如何过滤 glm 系数的名称?
How do I filter on the name of the glm coefficient?
以下代码
df <- data.frame(place = c("South","South","North","East"),
temperature = c(30,30,20,12),
outlookfine=c(TRUE,TRUE,FALSE,FALSE)
)
glm.fit <- glm(outlookfine ~ .,df , family= binomial)
coef.glm <-coef(summary(glm.fit))
coef.glm
产出
Estimate Std. Error z value Pr(>|z|)
(Intercept) -23.56607 79462.00 -0.0002965703 0.9997634
placeNorth 0.00000 112376.25 0.0000000000 1.0000000
placeSouth 47.13214 97320.68 0.0004842972 0.9996136
我想重新显示没有拦截且没有包含短语“South”的地方的列表
我想尝试命名索引列,然后对其进行子集化,但没有成功。
[更新]
我添加了更多数据来理解为什么 George Sava 的回答也去掉了“北”
df <- data.frame(place = c("South","South","North","East","West"),
temperature = c(30,30,20,12,15),
outlookfine=c(TRUE,TRUE,FALSE,FALSE,TRUE)
)
glm.fit <- glm(outlookfine ~ .,df, family= binomial )

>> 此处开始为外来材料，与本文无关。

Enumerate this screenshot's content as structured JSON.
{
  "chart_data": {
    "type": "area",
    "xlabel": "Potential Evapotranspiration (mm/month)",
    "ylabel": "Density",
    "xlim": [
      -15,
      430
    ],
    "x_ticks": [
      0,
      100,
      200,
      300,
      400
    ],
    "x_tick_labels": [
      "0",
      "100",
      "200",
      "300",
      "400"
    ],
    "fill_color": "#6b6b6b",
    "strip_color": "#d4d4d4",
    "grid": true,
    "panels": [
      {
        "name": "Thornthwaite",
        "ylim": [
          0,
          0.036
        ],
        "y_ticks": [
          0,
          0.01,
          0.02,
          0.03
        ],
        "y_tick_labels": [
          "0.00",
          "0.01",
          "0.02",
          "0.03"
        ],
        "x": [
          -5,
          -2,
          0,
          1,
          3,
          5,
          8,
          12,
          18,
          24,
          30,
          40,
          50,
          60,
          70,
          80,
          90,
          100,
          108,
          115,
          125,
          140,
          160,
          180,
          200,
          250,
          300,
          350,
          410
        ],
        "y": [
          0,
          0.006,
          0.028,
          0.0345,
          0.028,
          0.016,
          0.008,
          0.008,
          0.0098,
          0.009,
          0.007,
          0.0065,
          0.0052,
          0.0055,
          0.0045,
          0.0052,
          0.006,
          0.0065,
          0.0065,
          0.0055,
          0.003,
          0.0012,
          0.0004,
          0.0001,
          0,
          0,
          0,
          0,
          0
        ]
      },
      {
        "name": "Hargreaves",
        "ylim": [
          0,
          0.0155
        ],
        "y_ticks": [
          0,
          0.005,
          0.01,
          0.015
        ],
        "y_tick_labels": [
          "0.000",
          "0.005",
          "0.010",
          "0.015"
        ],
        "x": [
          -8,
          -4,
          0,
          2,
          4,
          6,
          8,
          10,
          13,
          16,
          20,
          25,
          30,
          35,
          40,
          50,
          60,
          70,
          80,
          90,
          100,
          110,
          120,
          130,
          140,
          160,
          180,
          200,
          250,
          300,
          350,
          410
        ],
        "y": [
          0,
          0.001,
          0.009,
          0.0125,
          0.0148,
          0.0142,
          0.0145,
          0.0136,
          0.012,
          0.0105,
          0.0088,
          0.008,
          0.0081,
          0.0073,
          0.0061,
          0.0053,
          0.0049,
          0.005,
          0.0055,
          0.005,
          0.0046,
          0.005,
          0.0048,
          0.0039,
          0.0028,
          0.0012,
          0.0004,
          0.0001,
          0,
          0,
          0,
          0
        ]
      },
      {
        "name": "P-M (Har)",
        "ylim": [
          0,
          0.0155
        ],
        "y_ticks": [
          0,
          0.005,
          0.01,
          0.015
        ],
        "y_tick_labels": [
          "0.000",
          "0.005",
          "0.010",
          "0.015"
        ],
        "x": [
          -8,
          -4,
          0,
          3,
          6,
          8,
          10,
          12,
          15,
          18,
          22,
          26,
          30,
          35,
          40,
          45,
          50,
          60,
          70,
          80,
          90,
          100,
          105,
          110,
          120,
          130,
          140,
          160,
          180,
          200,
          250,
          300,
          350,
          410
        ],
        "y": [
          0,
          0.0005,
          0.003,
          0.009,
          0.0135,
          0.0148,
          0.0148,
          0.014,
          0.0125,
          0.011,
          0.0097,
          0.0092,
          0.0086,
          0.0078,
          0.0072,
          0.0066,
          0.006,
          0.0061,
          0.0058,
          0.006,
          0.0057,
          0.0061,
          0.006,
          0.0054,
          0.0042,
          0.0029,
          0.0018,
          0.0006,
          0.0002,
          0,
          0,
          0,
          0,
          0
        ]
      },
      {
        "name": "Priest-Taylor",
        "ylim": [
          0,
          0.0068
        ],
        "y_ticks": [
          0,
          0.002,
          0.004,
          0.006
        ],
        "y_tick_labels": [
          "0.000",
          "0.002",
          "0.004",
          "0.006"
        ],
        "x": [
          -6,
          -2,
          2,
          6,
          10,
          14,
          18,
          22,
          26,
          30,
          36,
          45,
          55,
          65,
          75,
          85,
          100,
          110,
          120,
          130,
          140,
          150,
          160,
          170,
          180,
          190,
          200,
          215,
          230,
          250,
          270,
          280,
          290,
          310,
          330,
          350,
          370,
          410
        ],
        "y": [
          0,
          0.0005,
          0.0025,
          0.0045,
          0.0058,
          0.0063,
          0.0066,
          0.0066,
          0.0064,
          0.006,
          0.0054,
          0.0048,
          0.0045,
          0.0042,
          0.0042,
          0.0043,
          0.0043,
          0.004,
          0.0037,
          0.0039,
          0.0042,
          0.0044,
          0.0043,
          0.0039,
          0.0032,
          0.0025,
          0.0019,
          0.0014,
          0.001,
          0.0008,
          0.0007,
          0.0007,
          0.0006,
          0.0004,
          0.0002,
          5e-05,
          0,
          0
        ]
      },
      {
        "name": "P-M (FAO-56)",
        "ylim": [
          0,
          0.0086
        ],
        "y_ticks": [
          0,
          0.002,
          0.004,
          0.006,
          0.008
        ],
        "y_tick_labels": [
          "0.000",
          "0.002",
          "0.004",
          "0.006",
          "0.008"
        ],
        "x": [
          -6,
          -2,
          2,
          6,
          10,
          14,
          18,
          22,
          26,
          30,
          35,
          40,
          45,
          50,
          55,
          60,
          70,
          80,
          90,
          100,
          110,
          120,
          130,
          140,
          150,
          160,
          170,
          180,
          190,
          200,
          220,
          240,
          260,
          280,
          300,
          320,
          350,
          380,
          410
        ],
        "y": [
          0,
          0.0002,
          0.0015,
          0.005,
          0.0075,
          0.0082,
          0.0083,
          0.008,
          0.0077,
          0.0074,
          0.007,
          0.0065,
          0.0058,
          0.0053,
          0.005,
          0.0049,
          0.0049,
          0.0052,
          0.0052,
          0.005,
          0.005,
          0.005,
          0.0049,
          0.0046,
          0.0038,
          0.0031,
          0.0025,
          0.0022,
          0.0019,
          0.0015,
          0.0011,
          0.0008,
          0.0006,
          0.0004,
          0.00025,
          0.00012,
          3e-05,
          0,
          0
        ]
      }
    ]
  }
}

coef.glm <-coef(summary(glm.fit))
coef.glm[!grepl(pattern = ("South|Intercept"), rownames(coef.glm)),]
产出
Estimate Std. Error z value Pr(>|z|)
placeNorth 3.970197e-14 185277.1 2.142843e-19 1.0000000
placeWest 4.913214e+01 185277.2 2.651818e-04 0.9997884
如果您想将行名称保留为一列,那么您可以这样做:
library(tibble)
library(dplyr)
as.data.frame(coef.glm) %>%
rownames_to_column("x") %>%
filter(!grepl("Intercept|South", x))
输出
x Estimate Std. Error t value Pr(>|t|)
1 placeNorth -1.281975e-16 3.140185e-16 -0.4082483 0.7532483
要仅保留匹配(或不匹配)特定模式的行,您可以使用:
coef.glm[!grepl("South|Intercept", rownames(coef.glm)),]
请注意,当只有一行被选中时,这将成为一个向量。
以下代码
df <- data.frame(place = c("South","South","North","East"),
temperature = c(30,30,20,12),
outlookfine=c(TRUE,TRUE,FALSE,FALSE)
)
glm.fit <- glm(outlookfine ~ .,df , family= binomial)
coef.glm <-coef(summary(glm.fit))
coef.glm
产出
Estimate Std. Error z value Pr(>|z|)
(Intercept) -23.56607 79462.00 -0.0002965703 0.9997634
placeNorth 0.00000 112376.25 0.0000000000 1.0000000
placeSouth 47.13214 97320.68 0.0004842972 0.9996136
我想重新显示没有拦截且没有包含短语“South”的地方的列表
我想尝试命名索引列,然后对其进行子集化,但没有成功。
[更新] 我添加了更多数据来理解为什么 George Sava 的回答也去掉了“北”
df <- data.frame(place = c("South","South","North","East","West"),
temperature = c(30,30,20,12,15),
outlookfine=c(TRUE,TRUE,FALSE,FALSE,TRUE)
)
glm.fit <- glm(outlookfine ~ .,df, family= binomial )
coef.glm <-coef(summary(glm.fit))
coef.glm[!grepl(pattern = ("South|Intercept"), rownames(coef.glm)),]
产出
Estimate Std. Error z value Pr(>|z|)
placeNorth 3.970197e-14 185277.1 2.142843e-19 1.0000000
placeWest 4.913214e+01 185277.2 2.651818e-04 0.9997884
如果您想将行名称保留为一列,那么您可以这样做:
library(tibble)
library(dplyr)
as.data.frame(coef.glm) %>%
rownames_to_column("x") %>%
filter(!grepl("Intercept|South", x))
输出
x Estimate Std. Error t value Pr(>|t|)
1 placeNorth -1.281975e-16 3.140185e-16 -0.4082483 0.7532483
要仅保留匹配(或不匹配)特定模式的行,您可以使用:
coef.glm[!grepl("South|Intercept", rownames(coef.glm)),]
请注意,当只有一行被选中时,这将成为一个向量。